Dans d’autres cas, les évolutions engagées sont trop lentes. C’est pourquoi la Cour insiste. C’est le cas par exemple de l’adoption internationale ou de l’accueil téléphonique de l’enfance en danger, encore très peu performant. Si Pôle emploi a fait de sensibles efforts pour lutter contre la fraude aux cotisations et aux indemnisations chômage, beaucoup reste à faire pour mieux cibler les contrôles, utiliser les données disponibles et rendre les sanctions plus rapides et plus efficaces.

Ce n’est pas non plus parce qu’une appréciation positive est formulée sur une politique publique qu’il faut se désintéresser de son avenir. Toutes sont soumises à des environnements changeants et certaines doivent être confortées pour préparer leur avenir. La Cour souligne l’importance des décisions à prendre concernant le transport spatial. Elle a examiné le recours aux partenariats public-privé pour le financement des investissements hospitaliers. La précipitation dans laquelle ces contrats ont été lancés explique une partie des dérives constatées, qu’il s’agisse des coûts ou de la qualité des réalisations, en particulier pour le Centre hospitalier sud francilien à Évry. La Cour formule des recommandations tirées de l’expérience passée, pour que les hôpitaux y aient recours à meilleur escient et dans des conditions financières beaucoup mieux maîtrisées.

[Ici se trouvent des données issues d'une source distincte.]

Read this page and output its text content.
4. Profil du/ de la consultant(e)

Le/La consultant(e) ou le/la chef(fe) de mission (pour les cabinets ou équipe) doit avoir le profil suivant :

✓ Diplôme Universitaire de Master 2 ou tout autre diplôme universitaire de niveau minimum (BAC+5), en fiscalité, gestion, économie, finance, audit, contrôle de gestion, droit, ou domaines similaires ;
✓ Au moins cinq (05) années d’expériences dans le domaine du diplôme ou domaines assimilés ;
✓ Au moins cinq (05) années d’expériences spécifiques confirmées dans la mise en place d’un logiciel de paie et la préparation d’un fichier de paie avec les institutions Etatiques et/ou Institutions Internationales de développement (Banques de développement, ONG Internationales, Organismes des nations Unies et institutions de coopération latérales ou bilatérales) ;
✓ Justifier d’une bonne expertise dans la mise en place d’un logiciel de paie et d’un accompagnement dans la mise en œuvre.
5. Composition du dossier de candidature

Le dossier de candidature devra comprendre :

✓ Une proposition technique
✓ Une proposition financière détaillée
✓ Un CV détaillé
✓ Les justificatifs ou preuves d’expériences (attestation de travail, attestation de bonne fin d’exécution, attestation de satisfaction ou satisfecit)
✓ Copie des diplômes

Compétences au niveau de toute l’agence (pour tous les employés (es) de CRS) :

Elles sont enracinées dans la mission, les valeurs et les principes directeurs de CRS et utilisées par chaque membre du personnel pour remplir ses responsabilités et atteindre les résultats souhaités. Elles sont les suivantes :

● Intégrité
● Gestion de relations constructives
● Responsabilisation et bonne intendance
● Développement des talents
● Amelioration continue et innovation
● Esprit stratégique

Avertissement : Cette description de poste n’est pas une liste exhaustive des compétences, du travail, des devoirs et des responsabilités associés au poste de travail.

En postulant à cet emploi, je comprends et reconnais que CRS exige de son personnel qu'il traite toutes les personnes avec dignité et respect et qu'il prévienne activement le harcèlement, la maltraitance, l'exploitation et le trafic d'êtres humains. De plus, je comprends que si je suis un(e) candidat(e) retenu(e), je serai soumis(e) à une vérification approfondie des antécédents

Les économies n’ont pas pour seule vocation de participer au redressement des comptes, elles permettent aussi de dégager des marges de manoeuvre, pour que les pouvoirs publics puissent investir dans des dépenses porteuses de croissance future et de donner à des services publics essentiels les moyens adéquats pour fonctionner de manière satisfaisante. Or, la Cour constate que ce n’est pas toujours le cas.

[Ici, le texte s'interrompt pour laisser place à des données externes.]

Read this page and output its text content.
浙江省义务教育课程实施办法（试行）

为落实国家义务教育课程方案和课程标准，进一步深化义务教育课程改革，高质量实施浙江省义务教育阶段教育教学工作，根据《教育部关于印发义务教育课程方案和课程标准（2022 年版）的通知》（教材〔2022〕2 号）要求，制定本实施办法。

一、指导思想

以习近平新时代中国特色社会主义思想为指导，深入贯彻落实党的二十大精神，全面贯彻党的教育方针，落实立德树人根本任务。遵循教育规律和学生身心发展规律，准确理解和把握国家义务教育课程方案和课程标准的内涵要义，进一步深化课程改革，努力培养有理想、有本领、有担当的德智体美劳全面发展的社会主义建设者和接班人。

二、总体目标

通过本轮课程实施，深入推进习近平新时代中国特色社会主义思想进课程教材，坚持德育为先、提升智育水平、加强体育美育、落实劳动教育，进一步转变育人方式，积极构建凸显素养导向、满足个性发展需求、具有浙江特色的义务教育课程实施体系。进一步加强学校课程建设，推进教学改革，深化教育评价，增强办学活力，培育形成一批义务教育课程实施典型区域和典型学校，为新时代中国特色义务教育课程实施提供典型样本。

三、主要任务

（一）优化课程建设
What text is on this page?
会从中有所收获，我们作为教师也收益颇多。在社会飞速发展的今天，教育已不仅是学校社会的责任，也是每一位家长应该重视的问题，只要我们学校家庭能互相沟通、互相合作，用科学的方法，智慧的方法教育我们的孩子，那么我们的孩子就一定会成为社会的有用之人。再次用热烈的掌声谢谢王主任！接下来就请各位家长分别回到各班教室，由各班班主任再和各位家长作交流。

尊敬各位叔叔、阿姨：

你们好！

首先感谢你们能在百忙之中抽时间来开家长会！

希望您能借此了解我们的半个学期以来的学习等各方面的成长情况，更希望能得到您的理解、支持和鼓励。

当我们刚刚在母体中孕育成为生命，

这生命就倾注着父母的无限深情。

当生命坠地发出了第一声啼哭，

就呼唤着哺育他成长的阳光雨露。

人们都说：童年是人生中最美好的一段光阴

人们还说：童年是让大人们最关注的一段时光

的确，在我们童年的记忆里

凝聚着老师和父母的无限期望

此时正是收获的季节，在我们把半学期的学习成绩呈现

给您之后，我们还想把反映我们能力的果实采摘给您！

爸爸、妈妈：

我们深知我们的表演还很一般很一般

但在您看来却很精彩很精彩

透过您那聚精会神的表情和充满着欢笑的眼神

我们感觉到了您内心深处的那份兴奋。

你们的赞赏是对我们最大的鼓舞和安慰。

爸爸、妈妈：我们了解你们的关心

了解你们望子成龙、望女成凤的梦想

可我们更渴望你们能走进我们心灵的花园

L’enquête sur la santé des détenus montre qu’en dépit des efforts des vingt dernières années, les importants besoins de soins de cette population en croissance continue sont encore très mal pris en charge, alors qu’elle se caractérise par une prévalence beaucoup plus forte des maladies psychiatriques et infectieuses que dans la population générale. Sur un autre sujet, la sécurité sanitaire des aliments, la Cour relève que le ministère de l’agriculture exerce de moins en moins ses missions de contrôle, particulièrement sur les produits phytosanitaires utilisés dans la culture et sur les établissements de transformation de denrées animales. La diminution des effectifs dans les services déconcentrés n’est pas pour rien dans cet affaiblissement. Alors que de nombreuses non-conformités sont détectées, les suites données aux contrôles sont rares et peu contraignantes, puisque 16 % seulement des contrôles ayant détecté des anomalies moyennes ou majeures ont débouché sur davantage qu’un simple avertissement. Ces deux exemples figurent pourtant au coeur des missions régaliennes de l’État.

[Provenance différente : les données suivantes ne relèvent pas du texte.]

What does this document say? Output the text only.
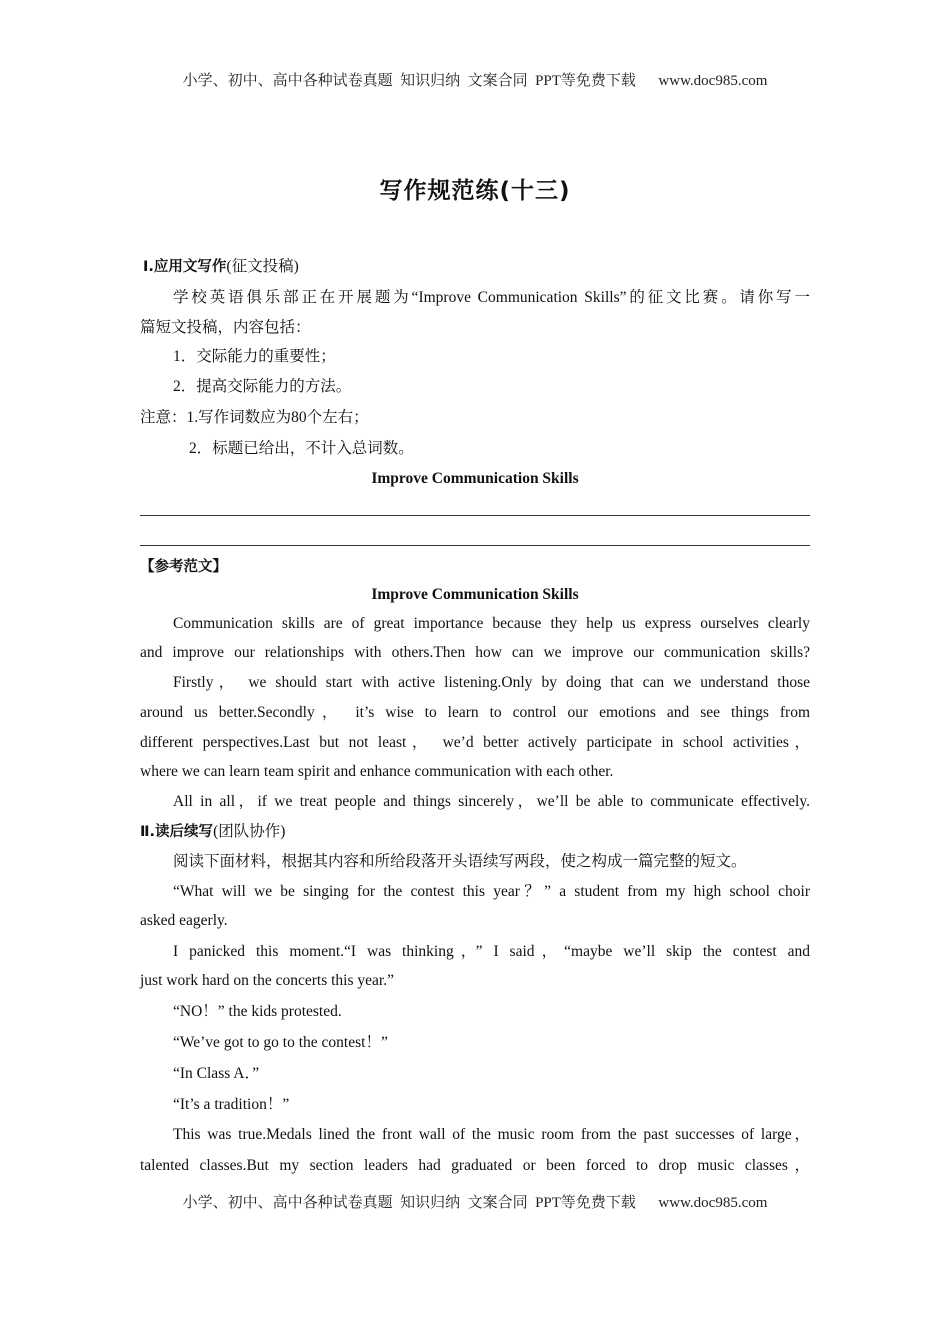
小学、初中、高中各种试卷真题  知识归纳  文案合同  PPT等免费下载      www.doc985.com
写作规范练(十三)
Ⅰ.应用文写作(征文投稿)
学校英语俱乐部正在开展题为“Improve Communication Skills”的征文比赛。请你写一
篇短文投稿，内容包括：
1．交际能力的重要性；
2．提高交际能力的方法。
注意：1.写作词数应为80个左右；
2．标题已给出，不计入总词数。
Improve Communication Skills
【参考范文】
Improve Communication Skills
Communication skills are of great importance because they help us express ourselves clearly
and improve our relationships with others.Then how can we improve our communication skills?
Firstly， we should start with active listening.Only by doing that can we understand those
around us better.Secondly， it’s wise to learn to control our emotions and see things from
different perspectives.Last but not least， we’d better actively participate in school activities，
where we can learn team spirit and enhance communication with each other.
All in all，if we treat people and things sincerely，we’ll be able to communicate effectively.
Ⅱ.读后续写(团队协作)
阅读下面材料，根据其内容和所给段落开头语续写两段，使之构成一篇完整的短文。
“What will we be singing for the contest this year？” a student from my high school choir
asked eagerly.
I panicked this moment.“I was thinking，” I said，“maybe we’ll skip the contest and
just work hard on the concerts this year.”
“NO！” the kids protested.
“We’ve got to go to the contest！”
“In Class A．”
“It’s a tradition！”
This was true.Medals lined the front wall of the music room from the past successes of large，
talented classes.But my section leaders had graduated or been forced to drop music classes，
小学、初中、高中各种试卷真题  知识归纳  文案合同  PPT等免费下载      www.doc985.com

Pour éviter que des situations de ce type ne se multiplient, la Cour invite les pouvoirs publics à recourir bien moins systématiquement à la réduction uniforme des dépenses dans l’ensemble des services, selon la méthode dite du « rabot ». Largement utilisée jusqu’ici, parce qu’elle était efficace pour produire rapidement des économies importantes, elle présente l’inconvénient d’affecter sans discernement les services les plus utiles et performants. Dans un nombre croissant de services de l’État, en particulier déconcentrés, elle conduit l’État à ne plus exercer certaines missions prévues par la loi, notamment les contrôles. C’est pourquoi, au rabot la Cour recommande de substituer des réformes ciblées sur les politiques les moins performantes, en s’appuyant sur les évaluations disponibles et en recentrant les politiques et les dispositifs publics sur les objectifs et sur les publics prioritaires.